/citationMap

Visualize the citation network between articles by python and echarts.

Primary LanguagePythonMIT LicenseMIT

Citation map visualization tool

This project is aimed at make a citation map visualizing tool, which can visualize the reference/citation relations of articles on PubMed dataset.

Project Structure

./
|-   app.py
|-   citation_map.json
|-   example.PMID.txt
|-   index.html
|-   README.md
|   
\---img
     \--- example.png

Working mode

First, we define three kinds of articles:

  1. Query articles: These articles are user input, and we will use these "Query" to query PubMed dataset.
  2. Reference articles: These articles are "Query"'s reference, in other words, "Query" articles cited these articles.
  3. Citation articles: These articles are "Query"'s citation, in other words, "Query" articles are cited by these articles.

Right now we can extract "Reference" from Pubmed, and in the future we will extract "Citation" articles as well

When user input a list of articles' PMID(this is important! the input should be PMID), we will make a query to PubMed by its web API, and get a report in XML format. Then we will parse this XML report and generate a .json file, which contains information of graph nodes(article) and graph edges(citation relation). Finally, we will use Echarts to visualize this citation map graph. The final report is in .html format , and you need to open your browser to read and interact with it.

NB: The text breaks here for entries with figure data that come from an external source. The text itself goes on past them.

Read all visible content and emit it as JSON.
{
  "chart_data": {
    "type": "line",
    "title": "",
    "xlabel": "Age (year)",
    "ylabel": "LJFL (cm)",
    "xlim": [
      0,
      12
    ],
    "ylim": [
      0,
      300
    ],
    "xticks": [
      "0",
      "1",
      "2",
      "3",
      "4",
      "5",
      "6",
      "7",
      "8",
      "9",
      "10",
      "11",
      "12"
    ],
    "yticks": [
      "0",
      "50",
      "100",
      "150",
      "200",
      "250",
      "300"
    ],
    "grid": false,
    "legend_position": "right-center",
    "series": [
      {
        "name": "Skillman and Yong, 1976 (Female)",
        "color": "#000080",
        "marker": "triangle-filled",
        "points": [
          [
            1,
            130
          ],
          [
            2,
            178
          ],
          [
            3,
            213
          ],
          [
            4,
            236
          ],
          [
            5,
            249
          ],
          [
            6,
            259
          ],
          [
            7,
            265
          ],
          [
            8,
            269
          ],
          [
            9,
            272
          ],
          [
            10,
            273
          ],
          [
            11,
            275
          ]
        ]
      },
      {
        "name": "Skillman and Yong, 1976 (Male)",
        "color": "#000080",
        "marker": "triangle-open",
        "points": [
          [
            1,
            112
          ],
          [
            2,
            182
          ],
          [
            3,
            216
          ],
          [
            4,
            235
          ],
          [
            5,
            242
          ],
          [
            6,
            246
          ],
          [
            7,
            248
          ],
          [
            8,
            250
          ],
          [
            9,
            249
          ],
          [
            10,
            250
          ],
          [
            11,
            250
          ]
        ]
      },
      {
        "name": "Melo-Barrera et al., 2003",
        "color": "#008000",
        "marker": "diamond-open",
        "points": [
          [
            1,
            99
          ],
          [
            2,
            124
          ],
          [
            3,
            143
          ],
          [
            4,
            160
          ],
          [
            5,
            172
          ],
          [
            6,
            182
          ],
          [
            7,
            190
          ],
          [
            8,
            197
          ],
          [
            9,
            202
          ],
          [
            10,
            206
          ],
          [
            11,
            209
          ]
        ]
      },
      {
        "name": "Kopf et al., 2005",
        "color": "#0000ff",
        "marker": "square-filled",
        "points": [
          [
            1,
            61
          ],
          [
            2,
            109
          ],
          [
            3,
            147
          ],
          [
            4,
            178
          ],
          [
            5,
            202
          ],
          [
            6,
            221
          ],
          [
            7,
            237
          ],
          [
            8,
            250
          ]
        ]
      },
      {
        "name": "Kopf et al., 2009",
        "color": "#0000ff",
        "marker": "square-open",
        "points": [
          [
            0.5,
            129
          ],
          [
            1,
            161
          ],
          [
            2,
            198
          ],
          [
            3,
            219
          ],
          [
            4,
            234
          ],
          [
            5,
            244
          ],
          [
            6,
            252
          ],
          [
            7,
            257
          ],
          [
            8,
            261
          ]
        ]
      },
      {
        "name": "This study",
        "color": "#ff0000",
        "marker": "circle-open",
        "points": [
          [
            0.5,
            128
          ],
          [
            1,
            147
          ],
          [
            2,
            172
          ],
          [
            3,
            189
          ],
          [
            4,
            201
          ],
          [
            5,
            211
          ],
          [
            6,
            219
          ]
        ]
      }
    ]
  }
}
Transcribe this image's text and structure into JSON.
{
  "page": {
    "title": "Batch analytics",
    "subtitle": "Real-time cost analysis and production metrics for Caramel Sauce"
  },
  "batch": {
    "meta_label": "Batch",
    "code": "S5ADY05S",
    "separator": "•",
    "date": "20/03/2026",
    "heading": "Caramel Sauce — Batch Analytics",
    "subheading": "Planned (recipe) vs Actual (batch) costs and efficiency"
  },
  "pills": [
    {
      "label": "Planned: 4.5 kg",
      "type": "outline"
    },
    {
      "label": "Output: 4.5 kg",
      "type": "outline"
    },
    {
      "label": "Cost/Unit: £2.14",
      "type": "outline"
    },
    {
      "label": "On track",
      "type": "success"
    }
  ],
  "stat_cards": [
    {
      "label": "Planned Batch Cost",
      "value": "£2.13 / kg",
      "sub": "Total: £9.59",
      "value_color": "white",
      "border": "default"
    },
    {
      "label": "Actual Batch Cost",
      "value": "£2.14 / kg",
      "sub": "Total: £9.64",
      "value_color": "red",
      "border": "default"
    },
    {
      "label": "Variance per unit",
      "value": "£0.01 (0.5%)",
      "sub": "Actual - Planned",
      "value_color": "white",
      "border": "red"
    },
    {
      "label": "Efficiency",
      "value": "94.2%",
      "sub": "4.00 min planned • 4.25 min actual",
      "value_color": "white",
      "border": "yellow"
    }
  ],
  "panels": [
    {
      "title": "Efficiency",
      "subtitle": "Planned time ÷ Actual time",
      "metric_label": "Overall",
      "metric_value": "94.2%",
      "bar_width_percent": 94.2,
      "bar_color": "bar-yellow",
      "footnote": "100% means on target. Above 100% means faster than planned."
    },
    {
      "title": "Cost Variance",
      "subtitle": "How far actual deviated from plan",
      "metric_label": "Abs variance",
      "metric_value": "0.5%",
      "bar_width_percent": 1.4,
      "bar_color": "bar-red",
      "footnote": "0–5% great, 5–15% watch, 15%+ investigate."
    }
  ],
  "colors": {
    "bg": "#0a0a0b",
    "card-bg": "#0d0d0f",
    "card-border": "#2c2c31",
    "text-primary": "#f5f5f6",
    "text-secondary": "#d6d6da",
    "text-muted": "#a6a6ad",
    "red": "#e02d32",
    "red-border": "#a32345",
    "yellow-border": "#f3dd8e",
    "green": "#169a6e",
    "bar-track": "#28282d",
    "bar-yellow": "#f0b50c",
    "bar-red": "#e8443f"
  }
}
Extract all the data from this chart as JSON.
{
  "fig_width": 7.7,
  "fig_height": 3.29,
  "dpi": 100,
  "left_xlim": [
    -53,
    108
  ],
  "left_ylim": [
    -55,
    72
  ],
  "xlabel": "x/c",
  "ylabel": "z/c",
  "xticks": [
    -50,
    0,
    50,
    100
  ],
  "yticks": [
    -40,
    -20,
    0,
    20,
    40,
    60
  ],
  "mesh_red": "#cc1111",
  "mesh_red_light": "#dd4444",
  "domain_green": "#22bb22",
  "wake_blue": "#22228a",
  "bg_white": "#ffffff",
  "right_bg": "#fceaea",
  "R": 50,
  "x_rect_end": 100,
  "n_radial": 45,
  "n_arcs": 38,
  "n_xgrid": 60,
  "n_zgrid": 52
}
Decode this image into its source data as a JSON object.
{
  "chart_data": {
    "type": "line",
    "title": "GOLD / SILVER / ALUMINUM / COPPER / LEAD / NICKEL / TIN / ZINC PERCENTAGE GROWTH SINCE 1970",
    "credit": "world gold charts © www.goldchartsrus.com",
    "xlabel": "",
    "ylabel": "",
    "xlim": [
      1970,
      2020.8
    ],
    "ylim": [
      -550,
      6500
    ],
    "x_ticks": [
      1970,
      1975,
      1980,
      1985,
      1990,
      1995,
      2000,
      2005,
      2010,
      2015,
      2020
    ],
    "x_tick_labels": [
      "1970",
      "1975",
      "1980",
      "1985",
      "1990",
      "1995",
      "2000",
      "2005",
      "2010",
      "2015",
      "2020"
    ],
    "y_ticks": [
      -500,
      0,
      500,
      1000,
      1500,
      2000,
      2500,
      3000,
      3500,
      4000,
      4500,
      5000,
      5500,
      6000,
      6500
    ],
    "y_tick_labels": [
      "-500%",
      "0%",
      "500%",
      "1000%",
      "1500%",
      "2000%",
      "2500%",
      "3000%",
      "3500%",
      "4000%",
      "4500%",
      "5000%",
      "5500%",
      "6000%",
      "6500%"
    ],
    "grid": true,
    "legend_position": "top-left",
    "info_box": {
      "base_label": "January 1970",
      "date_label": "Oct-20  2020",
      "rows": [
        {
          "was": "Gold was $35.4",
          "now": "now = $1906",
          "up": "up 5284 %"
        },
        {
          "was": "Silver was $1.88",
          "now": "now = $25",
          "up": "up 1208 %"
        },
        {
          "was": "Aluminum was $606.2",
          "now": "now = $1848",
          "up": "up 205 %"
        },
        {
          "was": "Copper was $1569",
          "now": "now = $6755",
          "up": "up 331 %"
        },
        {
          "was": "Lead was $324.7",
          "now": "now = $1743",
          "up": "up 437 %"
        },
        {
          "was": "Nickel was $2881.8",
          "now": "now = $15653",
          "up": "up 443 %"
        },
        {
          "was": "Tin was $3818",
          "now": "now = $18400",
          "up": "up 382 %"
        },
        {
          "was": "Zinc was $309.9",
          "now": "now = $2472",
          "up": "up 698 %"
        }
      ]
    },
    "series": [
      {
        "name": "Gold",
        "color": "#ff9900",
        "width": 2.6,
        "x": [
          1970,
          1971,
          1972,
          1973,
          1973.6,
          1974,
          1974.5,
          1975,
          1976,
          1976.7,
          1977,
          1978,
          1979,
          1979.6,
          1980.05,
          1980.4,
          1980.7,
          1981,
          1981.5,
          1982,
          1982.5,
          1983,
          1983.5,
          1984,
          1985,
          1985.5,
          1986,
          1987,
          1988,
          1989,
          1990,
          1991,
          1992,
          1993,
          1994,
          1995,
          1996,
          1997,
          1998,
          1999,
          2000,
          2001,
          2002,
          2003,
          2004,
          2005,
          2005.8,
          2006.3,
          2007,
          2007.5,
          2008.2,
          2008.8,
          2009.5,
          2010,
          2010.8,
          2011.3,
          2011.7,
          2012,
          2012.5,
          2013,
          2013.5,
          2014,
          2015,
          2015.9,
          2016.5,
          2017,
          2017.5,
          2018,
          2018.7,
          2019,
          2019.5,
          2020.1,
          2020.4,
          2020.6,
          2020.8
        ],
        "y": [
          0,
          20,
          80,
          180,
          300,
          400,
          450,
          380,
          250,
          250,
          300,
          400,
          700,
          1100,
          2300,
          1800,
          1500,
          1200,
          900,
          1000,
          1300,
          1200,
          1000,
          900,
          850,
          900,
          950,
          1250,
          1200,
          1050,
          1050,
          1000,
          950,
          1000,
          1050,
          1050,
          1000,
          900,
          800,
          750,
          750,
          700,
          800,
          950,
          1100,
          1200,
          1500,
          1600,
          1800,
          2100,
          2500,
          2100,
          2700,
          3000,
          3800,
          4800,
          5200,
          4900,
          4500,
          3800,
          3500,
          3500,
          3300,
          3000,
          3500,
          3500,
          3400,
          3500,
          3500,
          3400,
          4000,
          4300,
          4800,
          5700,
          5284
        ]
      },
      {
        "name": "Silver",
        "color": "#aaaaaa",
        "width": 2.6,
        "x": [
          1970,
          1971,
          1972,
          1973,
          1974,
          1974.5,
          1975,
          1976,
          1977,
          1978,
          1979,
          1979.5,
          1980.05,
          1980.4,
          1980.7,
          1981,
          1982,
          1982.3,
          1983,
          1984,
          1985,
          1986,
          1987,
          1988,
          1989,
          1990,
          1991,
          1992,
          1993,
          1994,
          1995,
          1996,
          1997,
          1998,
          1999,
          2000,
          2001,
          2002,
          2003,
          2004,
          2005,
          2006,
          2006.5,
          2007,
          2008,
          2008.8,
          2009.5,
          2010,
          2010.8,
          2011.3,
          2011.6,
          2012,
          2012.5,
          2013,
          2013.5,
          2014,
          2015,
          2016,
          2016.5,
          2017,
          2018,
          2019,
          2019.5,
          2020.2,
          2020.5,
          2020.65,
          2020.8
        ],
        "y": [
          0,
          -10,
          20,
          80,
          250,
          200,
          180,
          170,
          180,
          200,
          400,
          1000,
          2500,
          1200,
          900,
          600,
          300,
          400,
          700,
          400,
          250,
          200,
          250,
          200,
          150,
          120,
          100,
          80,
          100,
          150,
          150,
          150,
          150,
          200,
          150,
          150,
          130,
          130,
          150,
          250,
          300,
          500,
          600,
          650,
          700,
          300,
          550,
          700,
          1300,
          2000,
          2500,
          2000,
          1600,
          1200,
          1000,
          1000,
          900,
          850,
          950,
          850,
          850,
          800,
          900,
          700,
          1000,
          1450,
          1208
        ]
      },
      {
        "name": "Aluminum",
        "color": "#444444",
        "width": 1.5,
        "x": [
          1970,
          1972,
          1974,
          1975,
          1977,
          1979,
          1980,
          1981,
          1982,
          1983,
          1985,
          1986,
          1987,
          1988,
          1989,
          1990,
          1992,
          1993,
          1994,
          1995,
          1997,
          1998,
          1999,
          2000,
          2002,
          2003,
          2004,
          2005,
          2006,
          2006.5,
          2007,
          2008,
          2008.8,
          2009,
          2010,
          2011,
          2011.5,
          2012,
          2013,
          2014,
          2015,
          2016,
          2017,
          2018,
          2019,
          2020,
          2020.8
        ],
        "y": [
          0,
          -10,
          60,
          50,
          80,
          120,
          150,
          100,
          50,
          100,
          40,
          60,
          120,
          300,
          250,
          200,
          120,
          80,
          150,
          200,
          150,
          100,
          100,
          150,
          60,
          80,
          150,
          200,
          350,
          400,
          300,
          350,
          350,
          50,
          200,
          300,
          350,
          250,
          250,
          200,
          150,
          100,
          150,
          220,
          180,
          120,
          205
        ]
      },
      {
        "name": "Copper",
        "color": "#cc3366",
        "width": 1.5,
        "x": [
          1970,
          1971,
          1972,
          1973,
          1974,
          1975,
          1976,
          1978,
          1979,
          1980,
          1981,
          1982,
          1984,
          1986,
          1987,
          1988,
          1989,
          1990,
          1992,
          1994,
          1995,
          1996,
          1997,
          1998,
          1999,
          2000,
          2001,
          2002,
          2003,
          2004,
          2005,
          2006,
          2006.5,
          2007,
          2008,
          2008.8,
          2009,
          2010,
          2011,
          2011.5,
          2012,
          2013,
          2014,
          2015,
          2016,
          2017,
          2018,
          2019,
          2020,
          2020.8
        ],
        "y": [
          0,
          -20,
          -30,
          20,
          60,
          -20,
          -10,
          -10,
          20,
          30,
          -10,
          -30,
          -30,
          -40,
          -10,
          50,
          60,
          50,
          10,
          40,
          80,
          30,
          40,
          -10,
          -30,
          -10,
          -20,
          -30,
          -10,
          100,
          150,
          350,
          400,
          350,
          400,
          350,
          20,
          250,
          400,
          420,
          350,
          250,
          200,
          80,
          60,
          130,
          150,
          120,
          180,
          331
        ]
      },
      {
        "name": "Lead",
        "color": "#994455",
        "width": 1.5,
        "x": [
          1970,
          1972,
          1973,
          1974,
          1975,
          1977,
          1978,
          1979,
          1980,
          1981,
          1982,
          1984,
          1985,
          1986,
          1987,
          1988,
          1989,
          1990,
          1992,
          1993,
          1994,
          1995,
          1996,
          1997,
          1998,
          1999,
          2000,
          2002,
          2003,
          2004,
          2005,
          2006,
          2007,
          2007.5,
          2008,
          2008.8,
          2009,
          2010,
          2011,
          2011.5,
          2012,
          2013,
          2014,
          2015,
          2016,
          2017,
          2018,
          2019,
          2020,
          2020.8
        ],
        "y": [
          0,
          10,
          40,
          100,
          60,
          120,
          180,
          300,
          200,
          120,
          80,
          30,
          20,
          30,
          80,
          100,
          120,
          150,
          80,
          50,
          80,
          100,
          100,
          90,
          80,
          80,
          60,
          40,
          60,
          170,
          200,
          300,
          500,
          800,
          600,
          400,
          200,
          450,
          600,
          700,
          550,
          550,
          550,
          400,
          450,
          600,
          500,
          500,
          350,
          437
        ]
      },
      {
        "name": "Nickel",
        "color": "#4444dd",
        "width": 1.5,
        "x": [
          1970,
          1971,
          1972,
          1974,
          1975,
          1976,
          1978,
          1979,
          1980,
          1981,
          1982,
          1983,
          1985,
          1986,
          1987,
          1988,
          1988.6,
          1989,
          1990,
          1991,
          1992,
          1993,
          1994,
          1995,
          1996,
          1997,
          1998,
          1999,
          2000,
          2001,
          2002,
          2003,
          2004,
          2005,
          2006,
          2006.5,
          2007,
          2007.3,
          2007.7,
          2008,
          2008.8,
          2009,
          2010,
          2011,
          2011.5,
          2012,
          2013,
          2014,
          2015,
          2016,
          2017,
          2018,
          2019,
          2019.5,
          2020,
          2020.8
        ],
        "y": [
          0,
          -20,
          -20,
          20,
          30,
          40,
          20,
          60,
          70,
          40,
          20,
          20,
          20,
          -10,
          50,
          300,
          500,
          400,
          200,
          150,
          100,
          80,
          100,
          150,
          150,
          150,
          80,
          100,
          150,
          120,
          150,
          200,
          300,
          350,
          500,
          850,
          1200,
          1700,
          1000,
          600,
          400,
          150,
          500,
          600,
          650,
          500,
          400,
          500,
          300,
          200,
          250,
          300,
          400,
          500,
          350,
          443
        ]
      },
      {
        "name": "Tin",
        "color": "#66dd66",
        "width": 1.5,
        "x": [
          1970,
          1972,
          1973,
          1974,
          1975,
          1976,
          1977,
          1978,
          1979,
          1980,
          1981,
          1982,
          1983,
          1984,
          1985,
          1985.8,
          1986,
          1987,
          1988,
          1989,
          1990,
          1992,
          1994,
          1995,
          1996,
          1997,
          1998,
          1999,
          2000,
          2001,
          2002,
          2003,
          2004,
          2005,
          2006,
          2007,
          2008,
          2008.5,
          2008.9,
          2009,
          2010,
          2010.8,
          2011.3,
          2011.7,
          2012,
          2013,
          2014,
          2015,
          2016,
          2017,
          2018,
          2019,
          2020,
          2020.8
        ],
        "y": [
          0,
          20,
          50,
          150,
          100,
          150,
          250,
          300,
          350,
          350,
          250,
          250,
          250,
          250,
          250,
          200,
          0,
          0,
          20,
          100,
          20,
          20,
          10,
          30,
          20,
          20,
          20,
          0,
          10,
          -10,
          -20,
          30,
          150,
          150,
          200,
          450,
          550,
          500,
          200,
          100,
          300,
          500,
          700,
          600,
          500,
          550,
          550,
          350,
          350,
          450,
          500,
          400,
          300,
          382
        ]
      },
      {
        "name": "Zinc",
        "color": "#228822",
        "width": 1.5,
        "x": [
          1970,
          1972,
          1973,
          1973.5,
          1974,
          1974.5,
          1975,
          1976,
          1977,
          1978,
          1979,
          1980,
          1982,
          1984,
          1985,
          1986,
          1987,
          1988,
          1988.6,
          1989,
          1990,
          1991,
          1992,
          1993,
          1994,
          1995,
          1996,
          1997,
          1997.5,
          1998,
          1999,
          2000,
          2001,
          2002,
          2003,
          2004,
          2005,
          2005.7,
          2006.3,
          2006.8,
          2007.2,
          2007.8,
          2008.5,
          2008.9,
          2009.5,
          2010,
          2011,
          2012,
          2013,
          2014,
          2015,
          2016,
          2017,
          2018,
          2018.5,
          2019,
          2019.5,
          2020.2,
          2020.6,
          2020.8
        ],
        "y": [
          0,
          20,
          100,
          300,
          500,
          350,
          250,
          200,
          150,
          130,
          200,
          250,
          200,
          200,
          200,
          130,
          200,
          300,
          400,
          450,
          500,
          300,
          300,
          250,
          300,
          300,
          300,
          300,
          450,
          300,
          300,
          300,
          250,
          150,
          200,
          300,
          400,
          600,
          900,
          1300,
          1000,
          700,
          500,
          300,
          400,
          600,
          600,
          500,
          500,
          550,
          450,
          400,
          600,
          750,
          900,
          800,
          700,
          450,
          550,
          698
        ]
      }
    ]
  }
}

Installation and requirements

All requirements:

This program don't need installation; just download these file is enough.

Usage

The build-in help text is:

usage: app.py [-h] [-f FILE | -l LIST] [-m MAX] [-p PORT]

optional arguments:
  -h, --help            show this help message and exit
  -f FILE, --file FILE  PMID list file.
  -l LIST, --list LIST  PMID list(comma seperate).
  -m MAX, --max MAX     Max limitation of query article number. Default is 10.
  -p PORT, --port PORT  Network port of the report server. Default is using
                        random number.

To use this program, first you need to prepare a list of PMIDs. You can storage them into a seperate text file, or just copy to the clip-board. Then you open a terminal and switch working directory to where you download this project. You have two method to launch this program:

1. load pmid list from text file

This method will load pmids from a seperate text file. in that text file, each id occupies a separate row, and there should no blank before pmid.

Example:

24651067
32286628
32184769
31606751

PMID list file also can contain comment text, but comment text should start with a "#" character.

Example:

# These articles are some studies about CRISPR-Cas9 technology
24651067 # Hum Mol Genet. 2014 Sep 15;23(R1):R40-6.
32286628 # Nucleic Acids Res. 2020 May 21;48(9):4698-4708.
32184769 # Front Microbiol. 2020 Feb 28;11:282.
31606751 # Hum Genet. 2019 Dec;138(11-12):1217-1225

The above PMID list file names example.PMID.txt, and is storaged in current directory. Then use the following command to launch the program:

python ./app.py -f ./example.PMID.txt

The program will load PMID list and get citation relation from PubMed web API. You will see the output as below:

~$ python ./app.py -f ./example.PMID.txt
Max limitation of query article number is 10.
https://eutils.ncbi.nlm.nih.gov/entrez/eutils/efetch.fcgi?db=pubmed&id=24651067,32286628,32184769,31606751
Default port number will be set.
The report is serving at port 15501.
Please open the following URL to check report:  http://localhost:15501
To stop web server, Press `Ctrl+C`
127.0.0.1 - - [12/Dec/2023 21:10:40] "GET / HTTP/1.1" 200 -
127.0.0.1 - - [12/Dec/2023 21:10:41] "GET /citation_map.json HTTP/1.1" 200 -

You can open your web browser and access the URL which is mentioned in the output.

example

2. load pmid list from command line

This method will load pmids from command line. in this method, the argument -l will be used. You should provide a comma seperate-PMID list, like this:

python ./app.py -l 24651067,32286628,32184769,31606751

The output is the same as above method.

Pitfalls

  1. Due to the limitation of PubMed web API, some articles' reference list cannot load correctly. Therefore, the report cannot display all citation relationships.
  2. Current version of this program only can display reference network. In the future we will support citation network.
  3. If input too much articles into program, the render on the web browser will be very slow. Recommend input is less than 10 articles. In the future we will support node pruning, which will remove some low citation/reference articles.